Right now, Massachusetts is only one of two states that doesn’t have a law criminalizing revenge porn, according to WGBH News. Survivors and their advocates have spent years pleading the case for the legislation, the station reported.

And if they’re finally approved, tweaks to the state’s gun laws, already among the toughest in the nation, would clamp down on so-called “ghost guns” and expand the list of people who can petition the court to take away someone’s guns if they are deemed dangerous, MassLive previously reported.

But it was not clear Tuesday when a negotiated version of those two bills might see a vote. A spokesperson for Rep. Michael Day, D-31st Middlesex, a House negotiator for both bills, declined MassLive’s request for comment, saying the panels are now in executive session.

A spokesperson for Senate Minority Leader Bruce E. Tarr, R-1st Essex/Middlesex, a Senate negotiator on the gun reform bill, similarly declined to comment. But Tarr opposed the vote to move the committee into executive session, citing the need for public transparency, the spokesperson added.

And that transparency is critical, Cignoli noted — especially at a time when public faith in institutions has cratered.

“The public has a right to know what’s going on,” he said. “The Massachusetts State House, despite having a reputation for being liberal and open … it’s not the case with the majority of these issues.”

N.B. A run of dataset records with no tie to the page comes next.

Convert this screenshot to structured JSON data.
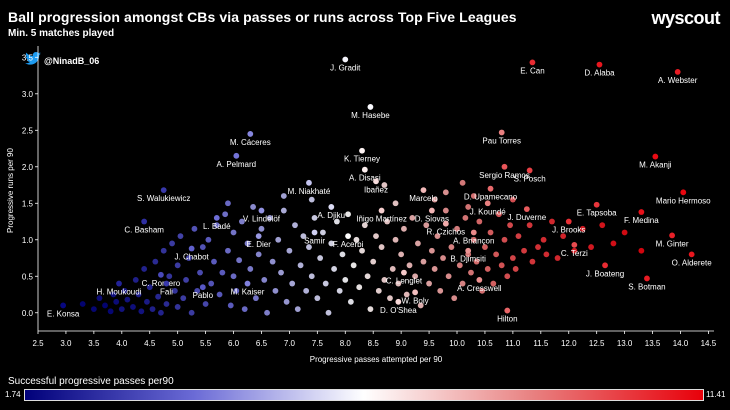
{
  "header": {
    "title": "Ball progression amongst CBs via passes or runs across Top Five Leagues",
    "subtitle": "Min. 5 matches played",
    "brand": "wyscout",
    "handle": "@NinadB_06"
  },
  "colorbar": {
    "label": "Successful progressive passes per90",
    "min": "1.74",
    "max": "11.41",
    "colors": [
      "#00007a",
      "#6b6bd6",
      "#ffffff",
      "#e88080",
      "#e8000a"
    ]
  },
  "chart_data": {
    "type": "scatter",
    "xlabel": "Progressive passes attempted per 90",
    "ylabel": "Progressive runs per 90",
    "xlim": [
      2.5,
      14.6
    ],
    "ylim": [
      -0.25,
      3.6
    ],
    "xticks": [
      "2.5",
      "3.0",
      "3.5",
      "4.0",
      "4.5",
      "5.0",
      "5.5",
      "6.0",
      "6.5",
      "7.0",
      "7.5",
      "8.0",
      "8.5",
      "9.0",
      "9.5",
      "10.0",
      "10.5",
      "11.0",
      "11.5",
      "12.0",
      "12.5",
      "13.0",
      "13.5",
      "14.0",
      "14.5"
    ],
    "yticks": [
      "0.0",
      "0.5",
      "1.0",
      "1.5",
      "2.0",
      "2.5",
      "3.0",
      "3.5"
    ],
    "labelled": [
      {
        "name": "J. Gradit",
        "x": 8.0,
        "y": 3.47,
        "c": 6.4
      },
      {
        "name": "E. Can",
        "x": 11.35,
        "y": 3.43,
        "c": 10.6
      },
      {
        "name": "D. Alaba",
        "x": 12.55,
        "y": 3.4,
        "c": 11.0
      },
      {
        "name": "A. Webster",
        "x": 13.95,
        "y": 3.3,
        "c": 10.9
      },
      {
        "name": "M. Hasebe",
        "x": 8.45,
        "y": 2.82,
        "c": 6.5
      },
      {
        "name": "Pau Torres",
        "x": 10.8,
        "y": 2.47,
        "c": 9.0
      },
      {
        "name": "M. Cáceres",
        "x": 6.3,
        "y": 2.45,
        "c": 4.6
      },
      {
        "name": "K. Tierney",
        "x": 8.3,
        "y": 2.22,
        "c": 6.8
      },
      {
        "name": "M. Akanji",
        "x": 13.55,
        "y": 2.14,
        "c": 11.2
      },
      {
        "name": "A. Pelmard",
        "x": 6.05,
        "y": 2.15,
        "c": 4.3
      },
      {
        "name": "Sergio Ramos",
        "x": 10.85,
        "y": 2.0,
        "c": 9.8
      },
      {
        "name": "A. Disasi",
        "x": 8.35,
        "y": 1.96,
        "c": 6.9
      },
      {
        "name": "S. Posch",
        "x": 11.3,
        "y": 1.95,
        "c": 10.2
      },
      {
        "name": "Mario Hermoso",
        "x": 14.05,
        "y": 1.65,
        "c": 11.3
      },
      {
        "name": "Ibañez",
        "x": 8.55,
        "y": 1.8,
        "c": 7.2
      },
      {
        "name": "M. Niakhaté",
        "x": 7.35,
        "y": 1.78,
        "c": 5.6
      },
      {
        "name": "Marcelo",
        "x": 9.4,
        "y": 1.68,
        "c": 7.9
      },
      {
        "name": "D. Upamecano",
        "x": 10.6,
        "y": 1.7,
        "c": 9.4
      },
      {
        "name": "S. Walukiewicz",
        "x": 4.75,
        "y": 1.68,
        "c": 3.0
      },
      {
        "name": "E. Tapsoba",
        "x": 12.5,
        "y": 1.48,
        "c": 10.4
      },
      {
        "name": "J. Koundé",
        "x": 10.55,
        "y": 1.5,
        "c": 9.0
      },
      {
        "name": "V. Lindelöf",
        "x": 6.5,
        "y": 1.4,
        "c": 4.8
      },
      {
        "name": "A. Djiku",
        "x": 7.75,
        "y": 1.45,
        "c": 6.0
      },
      {
        "name": "J. Duverne",
        "x": 11.25,
        "y": 1.42,
        "c": 9.7
      },
      {
        "name": "Iñigo Martínez",
        "x": 8.65,
        "y": 1.4,
        "c": 7.5
      },
      {
        "name": "D. Siovas",
        "x": 9.55,
        "y": 1.4,
        "c": 8.0
      },
      {
        "name": "F. Medina",
        "x": 13.3,
        "y": 1.38,
        "c": 11.1
      },
      {
        "name": "L. Badé",
        "x": 5.7,
        "y": 1.3,
        "c": 4.2
      },
      {
        "name": "C. Basham",
        "x": 4.4,
        "y": 1.25,
        "c": 2.8
      },
      {
        "name": "R. Czichos",
        "x": 9.8,
        "y": 1.22,
        "c": 8.2
      },
      {
        "name": "J. Brooks",
        "x": 12.0,
        "y": 1.25,
        "c": 10.5
      },
      {
        "name": "Samir",
        "x": 7.45,
        "y": 1.1,
        "c": 5.8
      },
      {
        "name": "A. Briançon",
        "x": 10.3,
        "y": 1.1,
        "c": 8.8
      },
      {
        "name": "M. Ginter",
        "x": 13.85,
        "y": 1.06,
        "c": 10.8
      },
      {
        "name": "E. Dier",
        "x": 6.45,
        "y": 1.05,
        "c": 4.9
      },
      {
        "name": "F. Acerbi",
        "x": 8.05,
        "y": 1.05,
        "c": 6.6
      },
      {
        "name": "B. Djimsiti",
        "x": 10.2,
        "y": 0.85,
        "c": 8.6
      },
      {
        "name": "C. Terzi",
        "x": 12.1,
        "y": 0.93,
        "c": 10.0
      },
      {
        "name": "J. Chabot",
        "x": 5.25,
        "y": 0.88,
        "c": 3.9
      },
      {
        "name": "O. Alderete",
        "x": 14.2,
        "y": 0.8,
        "c": 11.0
      },
      {
        "name": "J. Boateng",
        "x": 12.65,
        "y": 0.65,
        "c": 10.6
      },
      {
        "name": "C. Romero",
        "x": 4.7,
        "y": 0.52,
        "c": 3.4
      },
      {
        "name": "C. Lenglet",
        "x": 9.05,
        "y": 0.55,
        "c": 7.6
      },
      {
        "name": "H. Moukoudi",
        "x": 3.95,
        "y": 0.4,
        "c": 2.5
      },
      {
        "name": "Fali",
        "x": 4.8,
        "y": 0.4,
        "c": 3.0
      },
      {
        "name": "Pablo",
        "x": 5.45,
        "y": 0.35,
        "c": 3.7
      },
      {
        "name": "M. Kaiser",
        "x": 6.25,
        "y": 0.4,
        "c": 4.5
      },
      {
        "name": "A. Cresswell",
        "x": 10.4,
        "y": 0.45,
        "c": 8.7
      },
      {
        "name": "W. Boly",
        "x": 9.25,
        "y": 0.28,
        "c": 7.8
      },
      {
        "name": "S. Botman",
        "x": 13.4,
        "y": 0.47,
        "c": 10.9
      },
      {
        "name": "D. O'Shea",
        "x": 8.95,
        "y": 0.15,
        "c": 7.3
      },
      {
        "name": "E. Konsa",
        "x": 2.95,
        "y": 0.1,
        "c": 1.9
      },
      {
        "name": "Hilton",
        "x": 10.9,
        "y": 0.03,
        "c": 9.5
      }
    ],
    "unlabelled": [
      [
        3.3,
        0.12,
        1.8
      ],
      [
        3.5,
        0.05,
        1.9
      ],
      [
        3.6,
        0.2,
        2.0
      ],
      [
        3.7,
        0.1,
        1.8
      ],
      [
        3.8,
        0.02,
        1.9
      ],
      [
        3.85,
        0.25,
        2.1
      ],
      [
        3.9,
        0.15,
        2.0
      ],
      [
        4.0,
        0.05,
        2.2
      ],
      [
        4.05,
        0.3,
        2.3
      ],
      [
        4.1,
        0.18,
        2.2
      ],
      [
        4.2,
        0.08,
        2.1
      ],
      [
        4.25,
        0.45,
        2.5
      ],
      [
        4.3,
        0.25,
        2.4
      ],
      [
        4.35,
        0.02,
        2.2
      ],
      [
        4.4,
        0.6,
        2.6
      ],
      [
        4.45,
        0.15,
        2.4
      ],
      [
        4.5,
        0.35,
        2.6
      ],
      [
        4.55,
        0.05,
        2.5
      ],
      [
        4.6,
        0.7,
        2.8
      ],
      [
        4.65,
        0.22,
        2.7
      ],
      [
        4.7,
        0.0,
        2.6
      ],
      [
        4.75,
        0.85,
        3.0
      ],
      [
        4.8,
        0.12,
        2.8
      ],
      [
        4.85,
        0.5,
        3.0
      ],
      [
        4.9,
        0.95,
        3.2
      ],
      [
        4.95,
        0.3,
        3.0
      ],
      [
        5.0,
        0.08,
        3.0
      ],
      [
        5.0,
        0.65,
        3.2
      ],
      [
        5.05,
        1.05,
        3.4
      ],
      [
        5.1,
        0.2,
        3.2
      ],
      [
        5.15,
        0.45,
        3.3
      ],
      [
        5.2,
        0.75,
        3.5
      ],
      [
        5.25,
        0.0,
        3.2
      ],
      [
        5.3,
        1.15,
        3.8
      ],
      [
        5.35,
        0.3,
        3.5
      ],
      [
        5.4,
        0.55,
        3.6
      ],
      [
        5.45,
        0.9,
        3.8
      ],
      [
        5.5,
        0.12,
        3.5
      ],
      [
        5.55,
        1.0,
        4.0
      ],
      [
        5.6,
        0.4,
        3.8
      ],
      [
        5.65,
        0.7,
        4.0
      ],
      [
        5.7,
        1.2,
        4.2
      ],
      [
        5.75,
        0.25,
        3.9
      ],
      [
        5.8,
        0.55,
        4.0
      ],
      [
        5.85,
        1.35,
        4.4
      ],
      [
        5.9,
        0.85,
        4.3
      ],
      [
        5.95,
        0.1,
        4.0
      ],
      [
        6.0,
        0.5,
        4.3
      ],
      [
        6.0,
        1.1,
        4.5
      ],
      [
        6.05,
        0.3,
        4.2
      ],
      [
        6.1,
        0.72,
        4.5
      ],
      [
        6.15,
        1.25,
        4.7
      ],
      [
        6.2,
        0.05,
        4.3
      ],
      [
        6.25,
        0.95,
        4.7
      ],
      [
        6.3,
        0.6,
        4.6
      ],
      [
        6.35,
        1.45,
        4.9
      ],
      [
        6.4,
        0.2,
        4.5
      ],
      [
        6.45,
        0.8,
        4.8
      ],
      [
        6.5,
        1.15,
        5.0
      ],
      [
        6.55,
        0.45,
        4.8
      ],
      [
        6.6,
        0.0,
        4.7
      ],
      [
        6.65,
        1.3,
        5.2
      ],
      [
        6.7,
        0.7,
        5.0
      ],
      [
        6.75,
        0.3,
        5.0
      ],
      [
        6.8,
        1.0,
        5.3
      ],
      [
        6.85,
        0.55,
        5.2
      ],
      [
        6.9,
        1.4,
        5.5
      ],
      [
        6.95,
        0.15,
        5.1
      ],
      [
        7.0,
        0.85,
        5.4
      ],
      [
        7.05,
        0.4,
        5.4
      ],
      [
        7.1,
        1.2,
        5.6
      ],
      [
        7.15,
        0.05,
        5.3
      ],
      [
        7.2,
        0.65,
        5.6
      ],
      [
        7.25,
        1.05,
        5.8
      ],
      [
        7.3,
        0.3,
        5.6
      ],
      [
        7.35,
        0.9,
        5.8
      ],
      [
        7.4,
        0.5,
        5.8
      ],
      [
        7.45,
        1.3,
        6.0
      ],
      [
        7.5,
        0.2,
        5.8
      ],
      [
        7.55,
        0.75,
        6.0
      ],
      [
        7.6,
        1.1,
        6.1
      ],
      [
        7.65,
        0.4,
        6.0
      ],
      [
        7.7,
        0.0,
        5.9
      ],
      [
        7.75,
        0.95,
        6.2
      ],
      [
        7.8,
        0.6,
        6.2
      ],
      [
        7.85,
        1.25,
        6.4
      ],
      [
        7.9,
        0.3,
        6.2
      ],
      [
        7.95,
        0.8,
        6.4
      ],
      [
        8.0,
        0.45,
        6.5
      ],
      [
        8.05,
        1.35,
        6.6
      ],
      [
        8.1,
        0.15,
        6.4
      ],
      [
        8.15,
        0.65,
        6.6
      ],
      [
        8.2,
        1.0,
        6.8
      ],
      [
        8.25,
        0.35,
        6.7
      ],
      [
        8.3,
        0.85,
        6.9
      ],
      [
        8.35,
        1.2,
        7.0
      ],
      [
        8.4,
        0.5,
        6.9
      ],
      [
        8.45,
        0.05,
        6.8
      ],
      [
        8.5,
        0.7,
        7.1
      ],
      [
        8.55,
        1.05,
        7.2
      ],
      [
        8.6,
        0.3,
        7.1
      ],
      [
        8.65,
        0.9,
        7.3
      ],
      [
        8.7,
        0.45,
        7.3
      ],
      [
        8.75,
        1.25,
        7.4
      ],
      [
        8.8,
        0.2,
        7.3
      ],
      [
        8.85,
        0.6,
        7.5
      ],
      [
        8.9,
        1.0,
        7.6
      ],
      [
        8.95,
        0.4,
        7.5
      ],
      [
        9.0,
        0.8,
        7.7
      ],
      [
        9.05,
        1.15,
        7.8
      ],
      [
        9.1,
        0.25,
        7.6
      ],
      [
        9.15,
        0.65,
        7.8
      ],
      [
        9.2,
        1.3,
        8.0
      ],
      [
        9.25,
        0.5,
        7.9
      ],
      [
        9.3,
        0.95,
        8.0
      ],
      [
        9.35,
        0.1,
        7.8
      ],
      [
        9.4,
        0.7,
        8.1
      ],
      [
        9.45,
        1.2,
        8.2
      ],
      [
        9.5,
        0.4,
        8.1
      ],
      [
        9.55,
        0.85,
        8.3
      ],
      [
        9.6,
        0.6,
        8.3
      ],
      [
        9.65,
        1.05,
        8.4
      ],
      [
        9.7,
        0.3,
        8.3
      ],
      [
        9.75,
        0.75,
        8.5
      ],
      [
        9.8,
        1.4,
        8.6
      ],
      [
        9.85,
        0.5,
        8.5
      ],
      [
        9.9,
        0.9,
        8.7
      ],
      [
        9.95,
        0.2,
        8.5
      ],
      [
        10.0,
        1.15,
        8.8
      ],
      [
        10.05,
        0.65,
        8.8
      ],
      [
        10.1,
        0.4,
        8.7
      ],
      [
        10.15,
        1.3,
        9.0
      ],
      [
        10.2,
        0.8,
        9.0
      ],
      [
        10.25,
        0.55,
        9.0
      ],
      [
        10.3,
        1.0,
        9.2
      ],
      [
        10.35,
        0.7,
        9.2
      ],
      [
        10.4,
        1.25,
        9.3
      ],
      [
        10.45,
        0.3,
        9.1
      ],
      [
        10.5,
        0.9,
        9.4
      ],
      [
        10.55,
        0.6,
        9.4
      ],
      [
        10.6,
        1.1,
        9.5
      ],
      [
        10.65,
        0.4,
        9.4
      ],
      [
        10.7,
        0.8,
        9.6
      ],
      [
        10.75,
        1.35,
        9.7
      ],
      [
        10.8,
        0.65,
        9.7
      ],
      [
        10.85,
        1.0,
        9.8
      ],
      [
        10.9,
        0.5,
        9.8
      ],
      [
        10.95,
        1.2,
        9.9
      ],
      [
        11.0,
        0.75,
        10.0
      ],
      [
        11.05,
        0.6,
        10.0
      ],
      [
        11.1,
        1.05,
        10.1
      ],
      [
        11.2,
        0.85,
        10.2
      ],
      [
        11.3,
        1.2,
        10.3
      ],
      [
        11.35,
        0.7,
        10.3
      ],
      [
        11.45,
        0.9,
        10.4
      ],
      [
        11.55,
        1.0,
        10.5
      ],
      [
        11.6,
        0.8,
        10.5
      ],
      [
        11.7,
        1.25,
        10.6
      ],
      [
        11.8,
        0.75,
        10.6
      ],
      [
        11.9,
        1.05,
        10.7
      ],
      [
        12.1,
        0.85,
        10.8
      ],
      [
        12.25,
        1.15,
        10.9
      ],
      [
        12.4,
        0.9,
        10.9
      ],
      [
        12.6,
        1.2,
        11.0
      ],
      [
        12.8,
        0.95,
        11.1
      ],
      [
        13.0,
        1.1,
        11.2
      ],
      [
        13.3,
        0.85,
        11.3
      ],
      [
        10.2,
        1.45,
        9.0
      ],
      [
        9.6,
        1.55,
        8.2
      ],
      [
        10.3,
        1.6,
        9.1
      ],
      [
        11.0,
        1.55,
        9.8
      ],
      [
        8.9,
        1.5,
        7.4
      ],
      [
        7.4,
        1.55,
        5.8
      ],
      [
        6.9,
        1.6,
        5.3
      ],
      [
        5.9,
        1.5,
        4.3
      ],
      [
        8.7,
        1.75,
        7.3
      ],
      [
        10.1,
        1.78,
        8.9
      ],
      [
        9.8,
        1.65,
        8.4
      ]
    ]
  }
}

It’s also not clear when Healey’s housing bill, which has been touted as a quantum leap toward solving a crisis of affordability and supply that was driving people out of the Bay State, will see a floor vote. Ditto for the economic development bill.

Healey has called passing the housing bill “job one,” describing it as the fulcrum on which the state’s future economic health and competitiveness turns. And while lawmakers agree on the principle, there’s far from a consensus on the solution.

“Housing is one of the foremost issues that I hear about from members and constituents alike, and it is a challenge the Senate is committed to addressing to support Massachusetts residents, families, and businesses,” Spilka, the state Senate president, told MassLive earlier this month.

But with a little more than six weeks to go, “it’s difficult to foresee how all of this happens,” Cignoli told MassLive.

“You have so many projects, items and amendments that are so important to so many members of the Legislature. They really want to get stuff done,” Cignoli continued.

And, he stressed, “they kind of need to.”